A funeral home is a 24-hour, labor-intensive business with extensive facilities (viewing rooms, chapels, hearses, limousines, reception hall, etc.). These expenses must be factored into the cost of a funeral. Furthermore, the cost of a funeral also includes the services provided by the director and staff in making the arrangements, filing the appropriate forms, dealing with doctors, ministers, florists, newspapers and others, and seeing to all the necessary details. Our funeral homes are independently owned and operated with a modest profit margin.
What should I do if the death occurs in the middle of the night or on the weekend?
A funeral director is available 24 hours a day, 7 days a week—please feel free to call us any time.
Will someone come right away?
If you request immediate assistance, yes. If you wish to spend a short time with the deceased to say goodbye, we can wait. Just call us when you’re ready.
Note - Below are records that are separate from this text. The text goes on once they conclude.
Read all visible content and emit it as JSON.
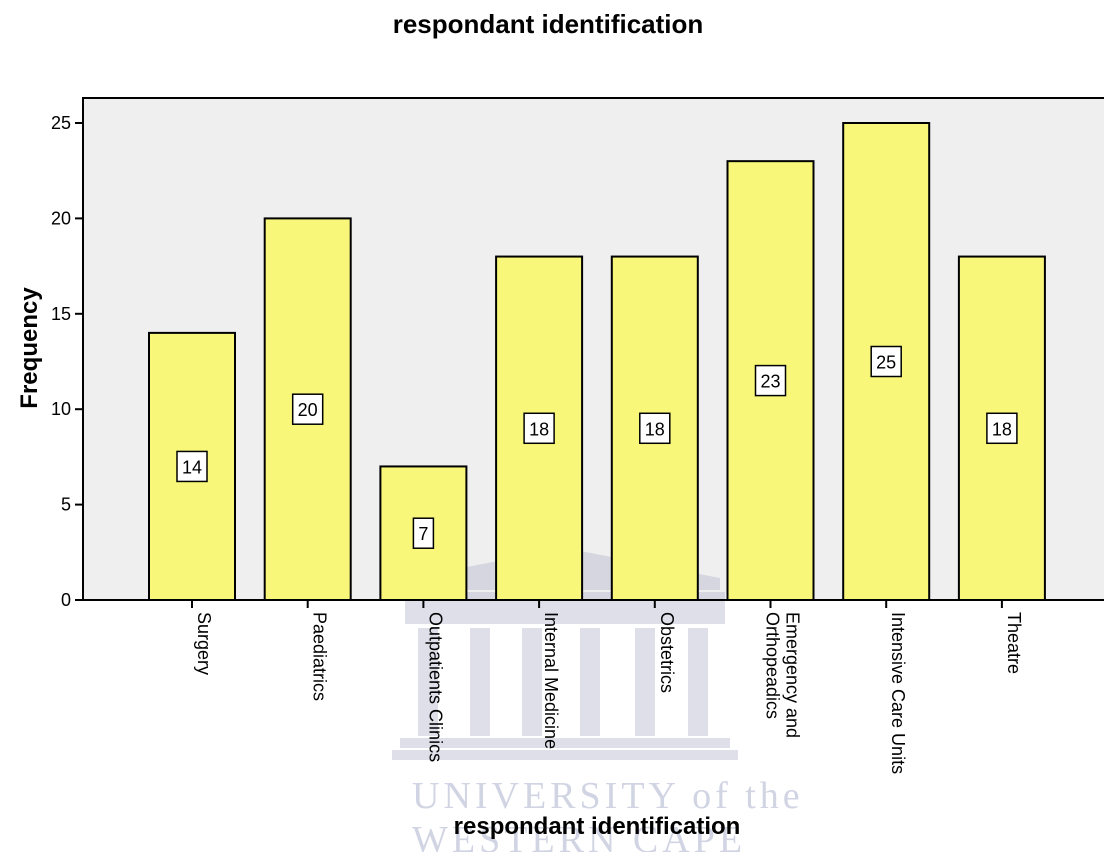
{
  "chart_data": {
    "type": "bar",
    "title": "respondant identification",
    "xlabel": "respondant identification",
    "ylabel": "Frequency",
    "categories": [
      [
        "Surgery"
      ],
      [
        "Paediatrics"
      ],
      [
        "Outpatients Clinics"
      ],
      [
        "Internal Medicine"
      ],
      [
        "Obstetrics"
      ],
      [
        "Emergency and",
        "Orthopeadics"
      ],
      [
        "Intensive Care Units"
      ],
      [
        "Theatre"
      ]
    ],
    "values": [
      14,
      20,
      7,
      18,
      18,
      23,
      25,
      18
    ],
    "data_labels": [
      "14",
      "20",
      "7",
      "18",
      "18",
      "23",
      "25",
      "18"
    ],
    "ylim": [
      0,
      26
    ],
    "yticks": [
      0,
      5,
      10,
      15,
      20,
      25
    ],
    "grid": false,
    "legend": "none",
    "colors": {
      "bar_fill": "#f8f77a",
      "bar_stroke": "#000000",
      "plot_background": "#efefef"
    }
  },
  "watermark": {
    "line1": "UNIVERSITY of the",
    "line2": "WESTERN CAPE",
    "icon": "university-building-icon"
  }
}
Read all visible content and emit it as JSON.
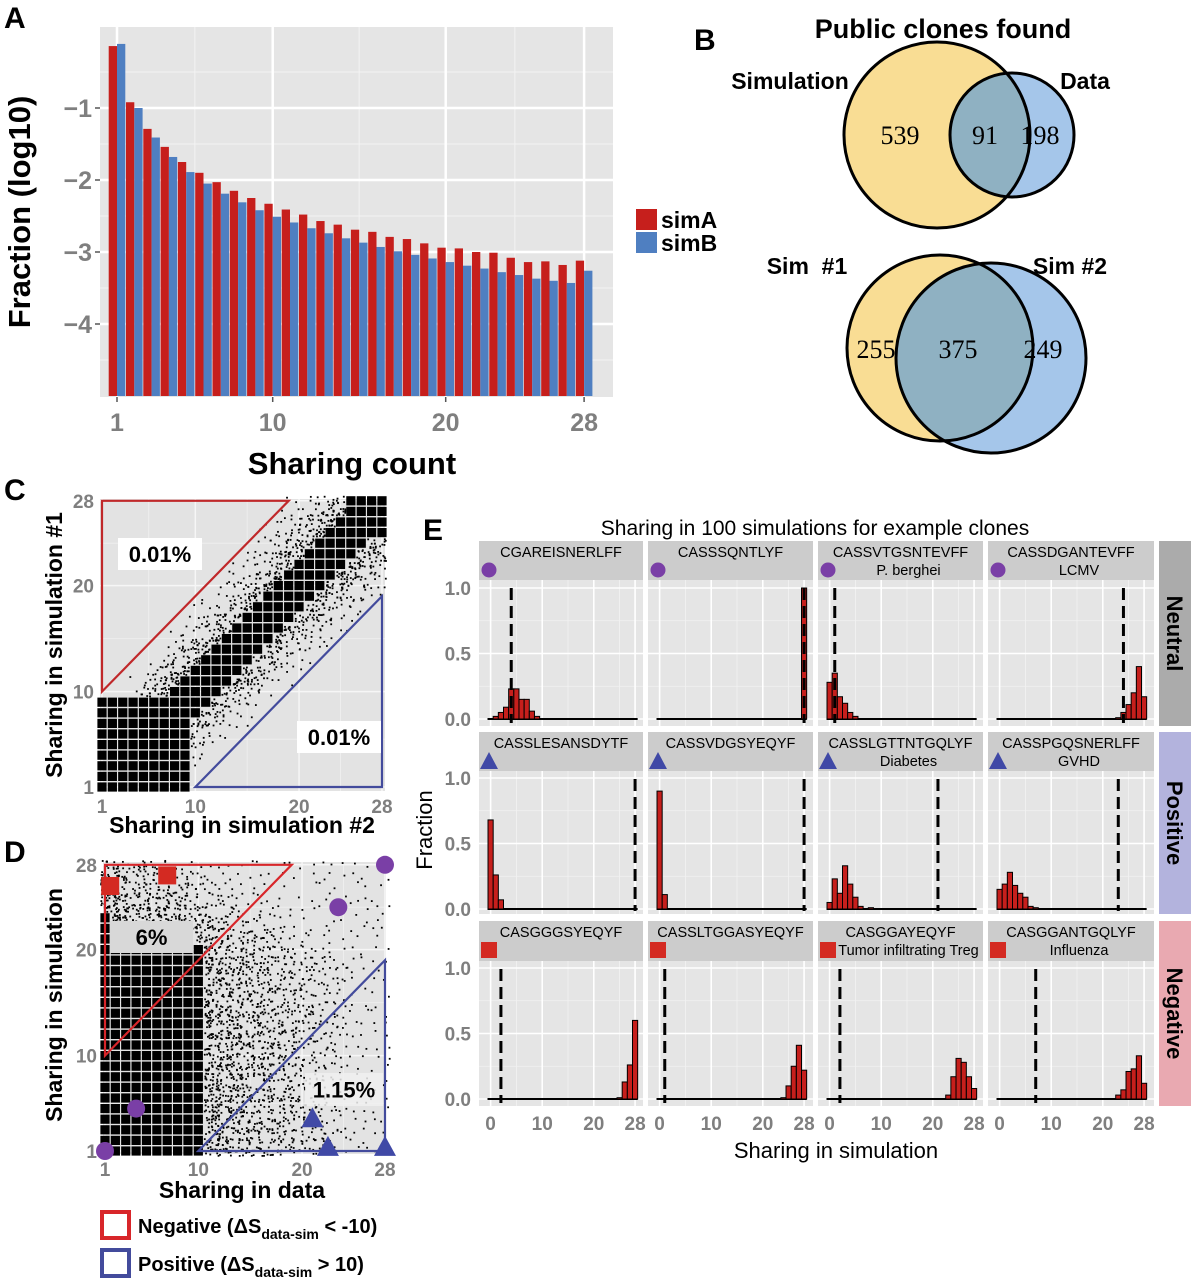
{
  "panel_labels": {
    "a": "A",
    "b": "B",
    "c": "C",
    "d": "D",
    "e": "E"
  },
  "chart_data": [
    {
      "id": "A",
      "type": "bar",
      "xlabel": "Sharing count",
      "ylabel": "Fraction (log10)",
      "x": [
        1,
        2,
        3,
        4,
        5,
        6,
        7,
        8,
        9,
        10,
        11,
        12,
        13,
        14,
        15,
        16,
        17,
        18,
        19,
        20,
        21,
        22,
        23,
        24,
        25,
        26,
        27,
        28
      ],
      "xticks": [
        1,
        10,
        20,
        28
      ],
      "xtick_labels": [
        "1",
        "10",
        "20",
        "28"
      ],
      "yticks": [
        -1,
        -2,
        -3,
        -4
      ],
      "ytick_labels": [
        "−1",
        "−2",
        "−3",
        "−4"
      ],
      "ylim": [
        -5,
        0.12
      ],
      "grid": true,
      "legend": "right",
      "series": [
        {
          "name": "simA",
          "color": "#c61f1c",
          "values": [
            -0.14,
            -0.92,
            -1.29,
            -1.54,
            -1.75,
            -1.9,
            -2.03,
            -2.15,
            -2.25,
            -2.33,
            -2.41,
            -2.48,
            -2.57,
            -2.62,
            -2.69,
            -2.72,
            -2.79,
            -2.82,
            -2.88,
            -2.94,
            -2.95,
            -3.0,
            -3.01,
            -3.08,
            -3.14,
            -3.13,
            -3.18,
            -3.12
          ]
        },
        {
          "name": "simB",
          "color": "#4f7fc1",
          "values": [
            -0.11,
            -1.0,
            -1.41,
            -1.68,
            -1.89,
            -2.05,
            -2.19,
            -2.31,
            -2.42,
            -2.51,
            -2.59,
            -2.67,
            -2.74,
            -2.81,
            -2.87,
            -2.93,
            -2.99,
            -3.04,
            -3.09,
            -3.14,
            -3.19,
            -3.23,
            -3.28,
            -3.32,
            -3.37,
            -3.4,
            -3.43,
            -3.26
          ]
        }
      ]
    },
    {
      "id": "B",
      "type": "venn",
      "title": "Public clones found",
      "colors": {
        "a": "#f9dd94",
        "b": "#a5c6ea",
        "overlap": "#8fb1c2"
      },
      "diagrams": [
        {
          "set_a": "Simulation",
          "set_b": "Data",
          "only_a": "539",
          "both": "91",
          "only_b": "198"
        },
        {
          "set_a": "Sim  #1",
          "set_b": "Sim #2",
          "only_a": "255",
          "both": "375",
          "only_b": "249"
        }
      ]
    },
    {
      "id": "C",
      "type": "scatter",
      "xlabel": "Sharing in simulation #2",
      "ylabel": "Sharing in simulation #1",
      "xlim": [
        1,
        28
      ],
      "ylim": [
        1,
        28
      ],
      "xticks": [
        1,
        10,
        20,
        28
      ],
      "xtick_labels": [
        "1",
        "10",
        "20",
        "28"
      ],
      "yticks": [
        1,
        10,
        20,
        28
      ],
      "ytick_labels": [
        "1",
        "10",
        "20",
        "28"
      ],
      "regions": [
        {
          "kind": "negative",
          "color": "#c0282a",
          "fraction_label": "0.01%"
        },
        {
          "kind": "positive",
          "color": "#434b9c",
          "fraction_label": "0.01%"
        }
      ]
    },
    {
      "id": "D",
      "type": "scatter",
      "xlabel": "Sharing in data",
      "ylabel": "Sharing in simulation",
      "xlim": [
        1,
        28
      ],
      "ylim": [
        1,
        28
      ],
      "xticks": [
        1,
        10,
        20,
        28
      ],
      "xtick_labels": [
        "1",
        "10",
        "20",
        "28"
      ],
      "yticks": [
        1,
        10,
        20,
        28
      ],
      "ytick_labels": [
        "1",
        "10",
        "20",
        "28"
      ],
      "regions": [
        {
          "kind": "negative",
          "color": "#d8262a",
          "fraction_label": "6%"
        },
        {
          "kind": "positive",
          "color": "#434b9c",
          "fraction_label": "1.15%"
        }
      ],
      "highlighted_clones": [
        {
          "category": "Negative",
          "shape": "square",
          "color": "#d42a22",
          "x": 1.5,
          "y": 26
        },
        {
          "category": "Negative",
          "shape": "square",
          "color": "#d42a22",
          "x": 7,
          "y": 27
        },
        {
          "category": "Neutral",
          "shape": "circle",
          "color": "#7a3fa6",
          "x": 28,
          "y": 28
        },
        {
          "category": "Neutral",
          "shape": "circle",
          "color": "#7a3fa6",
          "x": 23.5,
          "y": 24
        },
        {
          "category": "Neutral",
          "shape": "circle",
          "color": "#7a3fa6",
          "x": 4,
          "y": 5
        },
        {
          "category": "Neutral",
          "shape": "circle",
          "color": "#7a3fa6",
          "x": 1,
          "y": 1
        },
        {
          "category": "Positive",
          "shape": "triangle",
          "color": "#4049a6",
          "x": 21,
          "y": 4
        },
        {
          "category": "Positive",
          "shape": "triangle",
          "color": "#4049a6",
          "x": 22.5,
          "y": 1.3
        },
        {
          "category": "Positive",
          "shape": "triangle",
          "color": "#4049a6",
          "x": 28,
          "y": 1.3
        }
      ],
      "legend": [
        {
          "prefix": "Negative (ΔS",
          "sub": "data-sim",
          "suffix": " < -10)",
          "color": "#d8262a"
        },
        {
          "prefix": "Positive (ΔS",
          "sub": "data-sim",
          "suffix": " > 10)",
          "color": "#434b9c"
        }
      ]
    },
    {
      "id": "E",
      "type": "histogram",
      "title": "Sharing in 100 simulations for example clones",
      "xlabel": "Sharing in simulation",
      "ylabel": "Fraction",
      "xticks": [
        0,
        10,
        20,
        28
      ],
      "xtick_labels": [
        "0",
        "10",
        "20",
        "28"
      ],
      "yticks": [
        0,
        0.5,
        1.0
      ],
      "ytick_labels": [
        "0.0",
        "0.5",
        "1.0"
      ],
      "bar_color": "#c61f1c",
      "rows": [
        {
          "label": "Neutral",
          "color": "#ababab",
          "marker": "circle",
          "marker_color": "#7a3fa6"
        },
        {
          "label": "Positive",
          "color": "#b3b3dd",
          "marker": "triangle",
          "marker_color": "#4049a6"
        },
        {
          "label": "Negative",
          "color": "#e9a9b1",
          "marker": "square",
          "marker_color": "#d42a22"
        }
      ],
      "facets": [
        {
          "row": 0,
          "clone": "CGAREISNERLFF",
          "disease": "",
          "observed": 4,
          "bins": [
            [
              1,
              0.02
            ],
            [
              2,
              0.05
            ],
            [
              3,
              0.09
            ],
            [
              4,
              0.23
            ],
            [
              5,
              0.23
            ],
            [
              6,
              0.15
            ],
            [
              7,
              0.15
            ],
            [
              8,
              0.06
            ],
            [
              9,
              0.02
            ]
          ]
        },
        {
          "row": 0,
          "clone": "CASSSQNTLYF",
          "disease": "",
          "observed": 28,
          "bins": [
            [
              28,
              1.0
            ]
          ]
        },
        {
          "row": 0,
          "clone": "CASSVTGSNTEVFF",
          "disease": "P. berghei",
          "observed": 1,
          "bins": [
            [
              0,
              0.28
            ],
            [
              1,
              0.35
            ],
            [
              2,
              0.17
            ],
            [
              3,
              0.12
            ],
            [
              4,
              0.05
            ],
            [
              5,
              0.02
            ]
          ]
        },
        {
          "row": 0,
          "clone": "CASSDGANTEVFF",
          "disease": "LCMV",
          "observed": 24,
          "bins": [
            [
              23,
              0.01
            ],
            [
              24,
              0.05
            ],
            [
              25,
              0.11
            ],
            [
              26,
              0.2
            ],
            [
              27,
              0.4
            ],
            [
              28,
              0.17
            ]
          ]
        },
        {
          "row": 1,
          "clone": "CASSLESANSDYTF",
          "disease": "",
          "observed": 28,
          "bins": [
            [
              0,
              0.68
            ],
            [
              1,
              0.26
            ],
            [
              2,
              0.07
            ]
          ]
        },
        {
          "row": 1,
          "clone": "CASSVDGSYEQYF",
          "disease": "",
          "observed": 28,
          "bins": [
            [
              0,
              0.9
            ],
            [
              1,
              0.11
            ]
          ]
        },
        {
          "row": 1,
          "clone": "CASSLGTTNTGQLYF",
          "disease": "Diabetes",
          "observed": 21,
          "bins": [
            [
              0,
              0.05
            ],
            [
              1,
              0.23
            ],
            [
              2,
              0.12
            ],
            [
              3,
              0.33
            ],
            [
              4,
              0.19
            ],
            [
              5,
              0.09
            ],
            [
              6,
              0.02
            ],
            [
              8,
              0.01
            ]
          ]
        },
        {
          "row": 1,
          "clone": "CASSPGQSNERLFF",
          "disease": "GVHD",
          "observed": 23,
          "bins": [
            [
              0,
              0.15
            ],
            [
              1,
              0.19
            ],
            [
              2,
              0.28
            ],
            [
              3,
              0.18
            ],
            [
              4,
              0.12
            ],
            [
              5,
              0.09
            ],
            [
              6,
              0.02
            ],
            [
              7,
              0.01
            ]
          ]
        },
        {
          "row": 2,
          "clone": "CASGGGSYEQYF",
          "disease": "",
          "observed": 2,
          "bins": [
            [
              25,
              0.01
            ],
            [
              26,
              0.13
            ],
            [
              27,
              0.26
            ],
            [
              28,
              0.6
            ]
          ]
        },
        {
          "row": 2,
          "clone": "CASSLTGGASYEQYF",
          "disease": "",
          "observed": 1,
          "bins": [
            [
              24,
              0.01
            ],
            [
              25,
              0.1
            ],
            [
              26,
              0.25
            ],
            [
              27,
              0.41
            ],
            [
              28,
              0.22
            ]
          ]
        },
        {
          "row": 2,
          "clone": "CASGGAYEQYF",
          "disease": "Tumor infiltrating Treg",
          "observed": 2,
          "bins": [
            [
              23,
              0.03
            ],
            [
              24,
              0.17
            ],
            [
              25,
              0.31
            ],
            [
              26,
              0.28
            ],
            [
              27,
              0.17
            ],
            [
              28,
              0.08
            ]
          ]
        },
        {
          "row": 2,
          "clone": "CASGGANTGQLYF",
          "disease": "Influenza",
          "observed": 7,
          "bins": [
            [
              23,
              0.03
            ],
            [
              24,
              0.07
            ],
            [
              25,
              0.21
            ],
            [
              26,
              0.23
            ],
            [
              27,
              0.33
            ],
            [
              28,
              0.12
            ]
          ]
        }
      ]
    }
  ]
}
If a loved one dies out of state, can Anthony Funeral Homes still help?
Yes, we can assist you with out-of-state arrangements, either to transfer the remains to another state or from another state.
So, I've decided on cremation. Can I still have a funeral or a viewing?
Yes, quite often some sort of viewing precedes the actual cremation. If you’d like a viewing before cremation, we can prepare the body utilizing our rental casket.
You can also have a funeral after cremation has taken place.
What government agencies help defray final expenses?
Usually, funeral directors will help gather the necessary information to apply for financial assistance from Social Security, Veterans, retirements and any others.